Data Is Plural

... is a weekly newsletter of useful/curious datasets.

2021.12.01 edition

The General Index, personal income, banking-crisis interventions, Europe’s primary forests, and Michael Scott misquotes.

Language from 100 million academic articles. The General Index, a new project from Carl Malamud’s Public Resource, contains detailed linguistic data derived from 107,233,728 academic journal articles. The index’s main table contains all one-to-five-word sequences found in each article, and their frequencies — more than 355 billion “n-grams” in total. A second table identifies nearly 20 billion keywords auto-extracted from the corpus, and a third table lists the authors, title, publication date, and DOI associated with each article. Read more: “The plan to mine the world’s research papers” (Nature, July 2019) and “Giant, free index to world’s research papers released online” (Nature, October 2021). [h/t webmaven]

Personal income. The US Bureau of Economic Analysis has released its latest county-level estimates of personal income, which now cover 1969–2020. The per-capita numbers are also available by metropolitan statistical area, as well as disaggregated by income “component” (wages/salaries, income from assets, etc.) and industry. You can download the data and also explore it through interactive tables and maps. As seen in: “From Wealthy Enclaves to Asset Deserts,” a map and report by the Economic Innovation Group.

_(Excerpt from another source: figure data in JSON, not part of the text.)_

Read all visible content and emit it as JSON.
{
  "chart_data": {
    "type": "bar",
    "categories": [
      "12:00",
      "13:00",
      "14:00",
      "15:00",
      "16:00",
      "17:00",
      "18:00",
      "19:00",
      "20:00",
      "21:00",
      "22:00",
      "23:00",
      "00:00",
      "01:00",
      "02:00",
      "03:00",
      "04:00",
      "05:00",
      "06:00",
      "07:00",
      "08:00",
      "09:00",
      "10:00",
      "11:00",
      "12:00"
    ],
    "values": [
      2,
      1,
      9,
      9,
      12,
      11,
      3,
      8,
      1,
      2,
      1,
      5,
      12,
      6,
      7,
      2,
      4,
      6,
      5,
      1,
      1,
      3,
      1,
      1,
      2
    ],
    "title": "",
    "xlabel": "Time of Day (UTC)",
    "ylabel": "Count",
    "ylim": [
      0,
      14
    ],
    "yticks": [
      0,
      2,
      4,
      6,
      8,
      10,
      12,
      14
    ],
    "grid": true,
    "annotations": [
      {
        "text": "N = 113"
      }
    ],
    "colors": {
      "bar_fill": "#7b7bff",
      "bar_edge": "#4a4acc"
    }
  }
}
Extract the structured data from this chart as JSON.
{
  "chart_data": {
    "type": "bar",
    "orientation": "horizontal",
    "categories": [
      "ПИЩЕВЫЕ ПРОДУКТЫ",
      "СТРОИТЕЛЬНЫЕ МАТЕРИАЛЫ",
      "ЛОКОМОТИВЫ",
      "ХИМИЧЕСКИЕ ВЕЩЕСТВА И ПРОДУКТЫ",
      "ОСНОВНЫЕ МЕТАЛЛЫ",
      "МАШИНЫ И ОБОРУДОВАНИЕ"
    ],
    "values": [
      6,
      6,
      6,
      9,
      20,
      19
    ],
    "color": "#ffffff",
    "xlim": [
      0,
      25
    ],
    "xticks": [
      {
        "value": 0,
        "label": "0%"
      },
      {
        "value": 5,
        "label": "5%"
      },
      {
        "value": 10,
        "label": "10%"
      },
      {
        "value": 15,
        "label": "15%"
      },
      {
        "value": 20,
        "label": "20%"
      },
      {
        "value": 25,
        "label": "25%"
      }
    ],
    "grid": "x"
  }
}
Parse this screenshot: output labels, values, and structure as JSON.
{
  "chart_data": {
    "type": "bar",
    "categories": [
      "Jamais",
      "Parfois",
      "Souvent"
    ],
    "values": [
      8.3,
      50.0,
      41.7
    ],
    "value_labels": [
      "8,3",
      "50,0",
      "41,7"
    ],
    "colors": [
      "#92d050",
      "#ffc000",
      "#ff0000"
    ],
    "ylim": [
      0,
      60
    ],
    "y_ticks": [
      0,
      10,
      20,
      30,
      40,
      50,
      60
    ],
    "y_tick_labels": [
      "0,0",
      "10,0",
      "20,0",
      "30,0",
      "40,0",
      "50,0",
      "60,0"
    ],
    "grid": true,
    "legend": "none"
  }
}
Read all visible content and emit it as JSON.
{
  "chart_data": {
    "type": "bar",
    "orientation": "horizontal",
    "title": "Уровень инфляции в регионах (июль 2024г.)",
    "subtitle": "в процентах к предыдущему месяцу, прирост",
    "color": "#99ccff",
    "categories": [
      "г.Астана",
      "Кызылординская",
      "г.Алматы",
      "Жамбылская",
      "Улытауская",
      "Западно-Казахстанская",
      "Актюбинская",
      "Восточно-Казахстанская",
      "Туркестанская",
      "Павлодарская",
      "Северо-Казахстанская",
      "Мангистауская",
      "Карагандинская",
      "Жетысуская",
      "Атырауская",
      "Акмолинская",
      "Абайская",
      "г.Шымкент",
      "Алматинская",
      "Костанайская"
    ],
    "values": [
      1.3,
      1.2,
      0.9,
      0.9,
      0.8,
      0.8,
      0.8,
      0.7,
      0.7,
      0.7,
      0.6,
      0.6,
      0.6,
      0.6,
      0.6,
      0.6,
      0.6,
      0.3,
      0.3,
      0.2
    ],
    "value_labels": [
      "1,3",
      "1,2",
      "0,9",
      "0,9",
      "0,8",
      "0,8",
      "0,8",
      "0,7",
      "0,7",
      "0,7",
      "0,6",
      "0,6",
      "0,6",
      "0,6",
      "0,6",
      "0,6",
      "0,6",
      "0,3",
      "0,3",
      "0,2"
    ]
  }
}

Banking-crisis interventions. Economists Andrew Metrick and Paul Schmelzing have compiled a database of 800+ banking crises spanning the years 1257 to 2019, plus 1,800+ government attempts to mitigate them. For each crisis, the database provides the starting year, relevant country or region, a brief description, and more. It also describes the interventions, lists their dates, classifies them into 20 categories (asset guarantees, market liquidity assistance, etc.), and links them to sources and prior literature.

Europe’s primary forests. Francesco Maria Sabatini et al. have combined information from dozens of sources to develop “the most comprehensive dataset” of Europe’s “primary forests” — those “where the signs of human impacts, if any, are strongly blurred due to decades without forest management.” The dataset, which includes 18,411 patches across 33 countries, describes their names, locations, level of “naturalness,” dominant tree species, and more. Previously: EU-Forest (DIP 2017.01.25).

“Early worm gets the worm.” Designer and “diehard Office superfan” Will Chase rewatched the US version of the sitcom with one goal in mind: to document every misquote, malapropism, mispronunciation, and other verbal flub by Steve Carell’s character Michael Scott. He found more than 200.